-
Notifications
You must be signed in to change notification settings - Fork 160
Description
Following recent activities for performance optimization, benchmarking controllers and community member PRs:
#162
#375
We would like to re-visit the design choice of transitioning warmpools to create full Sandbox objects rather than raw pods.
This design transition is an effective architectural evolution for agent-sandbox, addressing both critical performance bottlenecks and long-term maintainability issues identified in previous iterations.
-
Architectural Simplification
Transitioning to "warm sandboxes" effectively refactors the SandboxClaim controller from a complex resource "stitcher" into a streamlined lease negotiator In the current model, the claim process is bottlenecked by the need to create a Sandbox object on-the-fly and then coordinate its association with a pre-existing pod, which often triggers secondary reconciliations and increases the surface area for race conditions. Moving this logic to the WarmPool ensures that the SandboxClaim only needs to perform a simple pointer update to a fully-ready environment. -
Latency and Pre-warming
The most significant impact is on allocation latency. By pre-warming the entire sandbox environment, including headless network services and storage, the system moves these time-consuming Kubernetes operations out of the user’s critical path - This approach has demonstrated the potential for sub-second allocation latencies in recent benchmarks. This is a crucial improvement for "Agent-in-the-Loop" use cases where sub-second responsiveness is mandatory. -
Maintainability and Observability
Restoring the 1-to-1 naming convention addresses a major pain point in system observability. Currently, mismatched names between adopted pods and their parent sandboxes make it difficult for platform engineers to track resource ownership and have led to bugs where the controller fails to properly watch or reconcile adopted pods.

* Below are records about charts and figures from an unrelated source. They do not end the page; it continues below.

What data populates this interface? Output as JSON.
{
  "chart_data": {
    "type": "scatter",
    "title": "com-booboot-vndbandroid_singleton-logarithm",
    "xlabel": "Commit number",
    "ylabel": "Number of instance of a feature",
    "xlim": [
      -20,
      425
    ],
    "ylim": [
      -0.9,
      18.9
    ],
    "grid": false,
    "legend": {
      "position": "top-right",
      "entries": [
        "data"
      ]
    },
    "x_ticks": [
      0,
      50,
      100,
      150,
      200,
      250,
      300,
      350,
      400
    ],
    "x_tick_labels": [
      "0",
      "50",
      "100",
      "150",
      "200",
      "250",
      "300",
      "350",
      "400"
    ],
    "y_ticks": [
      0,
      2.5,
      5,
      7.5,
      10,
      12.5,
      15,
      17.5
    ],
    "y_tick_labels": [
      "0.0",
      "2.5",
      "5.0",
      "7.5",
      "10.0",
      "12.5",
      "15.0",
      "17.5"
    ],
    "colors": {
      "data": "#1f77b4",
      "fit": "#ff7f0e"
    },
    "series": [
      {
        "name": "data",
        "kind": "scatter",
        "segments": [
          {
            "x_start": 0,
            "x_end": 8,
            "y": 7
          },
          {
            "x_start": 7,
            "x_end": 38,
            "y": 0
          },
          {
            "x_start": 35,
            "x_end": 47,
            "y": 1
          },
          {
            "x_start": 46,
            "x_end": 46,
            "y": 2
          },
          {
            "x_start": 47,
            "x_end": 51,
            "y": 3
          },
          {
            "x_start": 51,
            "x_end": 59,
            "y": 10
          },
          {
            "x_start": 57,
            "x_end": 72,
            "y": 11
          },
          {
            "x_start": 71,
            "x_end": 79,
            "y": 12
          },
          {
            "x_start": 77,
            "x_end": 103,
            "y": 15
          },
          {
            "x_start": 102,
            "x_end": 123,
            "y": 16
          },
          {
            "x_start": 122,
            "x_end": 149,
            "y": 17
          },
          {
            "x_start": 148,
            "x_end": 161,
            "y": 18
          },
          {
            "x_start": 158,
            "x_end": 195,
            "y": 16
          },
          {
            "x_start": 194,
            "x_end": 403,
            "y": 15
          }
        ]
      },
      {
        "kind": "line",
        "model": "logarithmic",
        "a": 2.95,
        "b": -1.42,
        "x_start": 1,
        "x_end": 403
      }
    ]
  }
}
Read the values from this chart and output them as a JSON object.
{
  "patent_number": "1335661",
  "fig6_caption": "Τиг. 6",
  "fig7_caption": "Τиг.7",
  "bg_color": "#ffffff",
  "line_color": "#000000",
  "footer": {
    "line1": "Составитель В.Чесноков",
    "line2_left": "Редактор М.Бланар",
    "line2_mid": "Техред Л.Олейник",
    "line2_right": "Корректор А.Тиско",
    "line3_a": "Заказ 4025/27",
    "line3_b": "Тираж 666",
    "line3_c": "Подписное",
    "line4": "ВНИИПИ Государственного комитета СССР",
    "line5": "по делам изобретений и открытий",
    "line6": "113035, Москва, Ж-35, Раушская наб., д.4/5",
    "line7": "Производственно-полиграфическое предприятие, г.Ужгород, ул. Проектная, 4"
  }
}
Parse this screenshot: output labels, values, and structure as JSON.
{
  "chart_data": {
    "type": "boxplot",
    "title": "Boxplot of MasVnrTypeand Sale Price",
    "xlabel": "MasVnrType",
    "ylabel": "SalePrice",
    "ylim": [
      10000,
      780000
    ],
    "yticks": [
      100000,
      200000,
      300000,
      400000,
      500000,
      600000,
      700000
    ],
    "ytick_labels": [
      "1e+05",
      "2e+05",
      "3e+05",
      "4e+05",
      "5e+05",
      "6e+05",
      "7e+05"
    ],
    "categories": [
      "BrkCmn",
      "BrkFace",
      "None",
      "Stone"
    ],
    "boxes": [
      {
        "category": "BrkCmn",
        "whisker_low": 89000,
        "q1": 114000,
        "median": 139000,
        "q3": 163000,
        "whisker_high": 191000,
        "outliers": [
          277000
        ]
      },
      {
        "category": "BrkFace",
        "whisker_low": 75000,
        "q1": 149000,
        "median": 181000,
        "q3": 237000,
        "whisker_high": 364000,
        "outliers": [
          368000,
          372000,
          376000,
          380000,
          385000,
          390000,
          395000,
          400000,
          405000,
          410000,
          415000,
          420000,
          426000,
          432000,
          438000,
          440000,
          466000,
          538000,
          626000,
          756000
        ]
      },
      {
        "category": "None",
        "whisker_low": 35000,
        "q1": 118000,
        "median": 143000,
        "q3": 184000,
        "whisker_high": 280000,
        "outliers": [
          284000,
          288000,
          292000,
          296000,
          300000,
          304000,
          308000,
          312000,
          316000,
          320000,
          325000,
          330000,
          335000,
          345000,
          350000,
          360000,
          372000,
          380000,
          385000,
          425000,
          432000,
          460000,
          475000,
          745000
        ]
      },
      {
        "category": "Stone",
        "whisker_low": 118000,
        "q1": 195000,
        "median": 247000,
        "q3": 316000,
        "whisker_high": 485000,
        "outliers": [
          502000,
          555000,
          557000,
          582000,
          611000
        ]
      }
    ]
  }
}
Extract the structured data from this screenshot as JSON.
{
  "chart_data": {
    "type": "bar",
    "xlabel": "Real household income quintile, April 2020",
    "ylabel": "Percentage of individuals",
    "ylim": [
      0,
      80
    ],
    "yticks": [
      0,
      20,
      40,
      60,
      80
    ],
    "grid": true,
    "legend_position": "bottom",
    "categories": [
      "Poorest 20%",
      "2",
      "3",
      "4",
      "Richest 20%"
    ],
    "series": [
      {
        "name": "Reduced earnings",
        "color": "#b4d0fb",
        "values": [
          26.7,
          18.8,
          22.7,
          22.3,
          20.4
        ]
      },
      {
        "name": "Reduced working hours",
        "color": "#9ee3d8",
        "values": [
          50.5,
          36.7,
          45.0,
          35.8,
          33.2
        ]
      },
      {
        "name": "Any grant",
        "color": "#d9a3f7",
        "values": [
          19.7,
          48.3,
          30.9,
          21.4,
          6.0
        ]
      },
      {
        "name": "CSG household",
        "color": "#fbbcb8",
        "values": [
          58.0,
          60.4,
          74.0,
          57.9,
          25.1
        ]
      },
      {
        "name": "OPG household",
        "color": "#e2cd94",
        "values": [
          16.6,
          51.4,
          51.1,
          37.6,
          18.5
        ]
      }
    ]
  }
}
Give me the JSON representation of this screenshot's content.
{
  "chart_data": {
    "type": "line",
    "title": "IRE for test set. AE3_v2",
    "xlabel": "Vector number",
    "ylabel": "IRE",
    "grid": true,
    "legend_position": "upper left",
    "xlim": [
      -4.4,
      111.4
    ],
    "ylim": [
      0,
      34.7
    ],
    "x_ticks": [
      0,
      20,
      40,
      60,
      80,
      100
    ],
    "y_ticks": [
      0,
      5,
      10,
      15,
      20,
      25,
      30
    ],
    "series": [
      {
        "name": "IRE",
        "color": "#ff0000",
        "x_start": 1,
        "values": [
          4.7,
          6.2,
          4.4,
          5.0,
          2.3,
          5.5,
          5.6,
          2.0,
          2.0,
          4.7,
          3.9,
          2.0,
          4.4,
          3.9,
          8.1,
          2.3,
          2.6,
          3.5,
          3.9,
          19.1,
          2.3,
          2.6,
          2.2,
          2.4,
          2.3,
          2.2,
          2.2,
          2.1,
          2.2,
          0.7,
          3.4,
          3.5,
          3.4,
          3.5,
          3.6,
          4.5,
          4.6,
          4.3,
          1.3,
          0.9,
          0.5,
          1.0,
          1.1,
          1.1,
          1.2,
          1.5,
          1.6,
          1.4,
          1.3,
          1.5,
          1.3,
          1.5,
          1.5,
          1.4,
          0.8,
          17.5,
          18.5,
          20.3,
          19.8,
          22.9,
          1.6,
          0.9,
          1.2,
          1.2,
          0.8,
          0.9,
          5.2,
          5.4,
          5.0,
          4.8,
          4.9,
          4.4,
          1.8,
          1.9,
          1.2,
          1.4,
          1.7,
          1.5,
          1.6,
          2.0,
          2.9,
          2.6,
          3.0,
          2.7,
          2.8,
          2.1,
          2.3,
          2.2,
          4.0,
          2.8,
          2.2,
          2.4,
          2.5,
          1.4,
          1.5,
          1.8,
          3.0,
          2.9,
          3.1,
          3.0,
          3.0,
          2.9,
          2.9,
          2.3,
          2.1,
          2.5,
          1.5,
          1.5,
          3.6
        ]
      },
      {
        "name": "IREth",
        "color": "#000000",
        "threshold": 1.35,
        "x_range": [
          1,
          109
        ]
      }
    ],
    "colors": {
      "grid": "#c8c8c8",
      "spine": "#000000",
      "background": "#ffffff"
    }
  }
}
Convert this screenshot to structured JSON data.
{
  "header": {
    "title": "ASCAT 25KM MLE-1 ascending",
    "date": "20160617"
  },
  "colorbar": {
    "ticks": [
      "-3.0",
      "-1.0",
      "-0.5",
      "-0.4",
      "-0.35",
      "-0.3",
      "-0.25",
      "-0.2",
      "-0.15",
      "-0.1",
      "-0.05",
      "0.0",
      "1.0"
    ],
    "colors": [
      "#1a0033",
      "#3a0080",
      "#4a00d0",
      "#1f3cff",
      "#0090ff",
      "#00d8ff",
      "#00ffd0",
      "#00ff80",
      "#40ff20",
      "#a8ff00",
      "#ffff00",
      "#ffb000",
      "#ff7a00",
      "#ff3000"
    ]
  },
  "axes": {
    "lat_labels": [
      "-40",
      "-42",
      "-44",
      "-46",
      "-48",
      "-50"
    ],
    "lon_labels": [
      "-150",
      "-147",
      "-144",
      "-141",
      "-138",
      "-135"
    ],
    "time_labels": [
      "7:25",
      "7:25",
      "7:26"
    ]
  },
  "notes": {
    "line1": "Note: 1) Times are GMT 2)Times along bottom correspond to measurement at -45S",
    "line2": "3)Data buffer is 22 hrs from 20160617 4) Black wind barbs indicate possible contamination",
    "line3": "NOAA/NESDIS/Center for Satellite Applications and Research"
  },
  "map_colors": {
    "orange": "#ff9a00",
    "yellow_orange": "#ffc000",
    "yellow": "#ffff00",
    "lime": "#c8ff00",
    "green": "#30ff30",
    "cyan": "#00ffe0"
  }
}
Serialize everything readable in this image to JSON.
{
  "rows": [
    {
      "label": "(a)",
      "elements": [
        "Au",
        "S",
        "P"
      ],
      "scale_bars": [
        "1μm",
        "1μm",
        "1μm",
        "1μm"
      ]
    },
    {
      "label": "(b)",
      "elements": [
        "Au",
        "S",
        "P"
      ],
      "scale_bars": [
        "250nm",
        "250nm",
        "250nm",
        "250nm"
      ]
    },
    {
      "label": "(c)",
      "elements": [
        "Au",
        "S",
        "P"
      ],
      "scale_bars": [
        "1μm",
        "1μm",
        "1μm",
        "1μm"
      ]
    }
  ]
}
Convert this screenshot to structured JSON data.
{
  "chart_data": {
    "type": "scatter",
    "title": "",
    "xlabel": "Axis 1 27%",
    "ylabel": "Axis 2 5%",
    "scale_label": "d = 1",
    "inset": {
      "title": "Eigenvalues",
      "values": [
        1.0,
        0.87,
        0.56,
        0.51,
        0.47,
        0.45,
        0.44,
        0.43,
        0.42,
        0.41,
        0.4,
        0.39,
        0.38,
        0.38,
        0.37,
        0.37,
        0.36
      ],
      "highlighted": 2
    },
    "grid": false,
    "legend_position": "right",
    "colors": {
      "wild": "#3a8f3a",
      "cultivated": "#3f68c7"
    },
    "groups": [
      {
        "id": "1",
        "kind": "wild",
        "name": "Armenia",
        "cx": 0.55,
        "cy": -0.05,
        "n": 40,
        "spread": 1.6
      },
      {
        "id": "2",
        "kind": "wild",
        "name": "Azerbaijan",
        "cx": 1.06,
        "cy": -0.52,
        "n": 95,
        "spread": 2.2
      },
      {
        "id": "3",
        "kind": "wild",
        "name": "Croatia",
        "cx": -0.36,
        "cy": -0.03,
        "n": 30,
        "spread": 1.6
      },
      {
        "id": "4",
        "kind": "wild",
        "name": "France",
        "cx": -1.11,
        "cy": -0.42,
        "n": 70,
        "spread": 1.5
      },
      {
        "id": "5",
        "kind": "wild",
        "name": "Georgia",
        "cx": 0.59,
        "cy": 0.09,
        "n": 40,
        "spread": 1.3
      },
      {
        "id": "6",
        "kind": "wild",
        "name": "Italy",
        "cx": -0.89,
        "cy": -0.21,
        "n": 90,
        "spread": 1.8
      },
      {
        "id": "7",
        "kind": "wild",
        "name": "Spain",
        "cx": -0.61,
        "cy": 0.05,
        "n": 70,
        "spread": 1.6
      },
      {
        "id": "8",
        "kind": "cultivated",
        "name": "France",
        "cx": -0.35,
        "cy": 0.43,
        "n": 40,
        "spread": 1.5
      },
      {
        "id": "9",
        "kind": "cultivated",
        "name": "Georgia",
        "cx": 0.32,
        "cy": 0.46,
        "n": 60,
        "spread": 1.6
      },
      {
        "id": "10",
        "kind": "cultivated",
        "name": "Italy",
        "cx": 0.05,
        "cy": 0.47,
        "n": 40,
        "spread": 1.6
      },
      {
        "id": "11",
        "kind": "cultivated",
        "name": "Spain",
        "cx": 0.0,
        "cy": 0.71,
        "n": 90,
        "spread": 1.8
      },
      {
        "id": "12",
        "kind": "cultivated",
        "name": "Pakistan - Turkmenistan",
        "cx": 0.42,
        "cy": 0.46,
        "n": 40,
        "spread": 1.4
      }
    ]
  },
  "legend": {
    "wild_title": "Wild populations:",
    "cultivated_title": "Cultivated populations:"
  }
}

Consideration of Trade-offs
Storage Costs: Pre-warming PVCs incurs storage costs before they are claimed.
Zonal Locking: Pre-warming a PVC locks the eventual Sandbox to the specific zone where the PV was created.
FQDN Predictability: Because warmpool resources often use random suffixes to avoid collisions, service names (and thus their FQDNs) may be less predictable until claimed.
Overall, the community momentum behind PR #375 suggests that the performance gains outweigh these trade-offs, also I would note that when a user decides to use Warmpools they know purposefully that the intention is to sacrifice cost/felxibility for higher performance gains.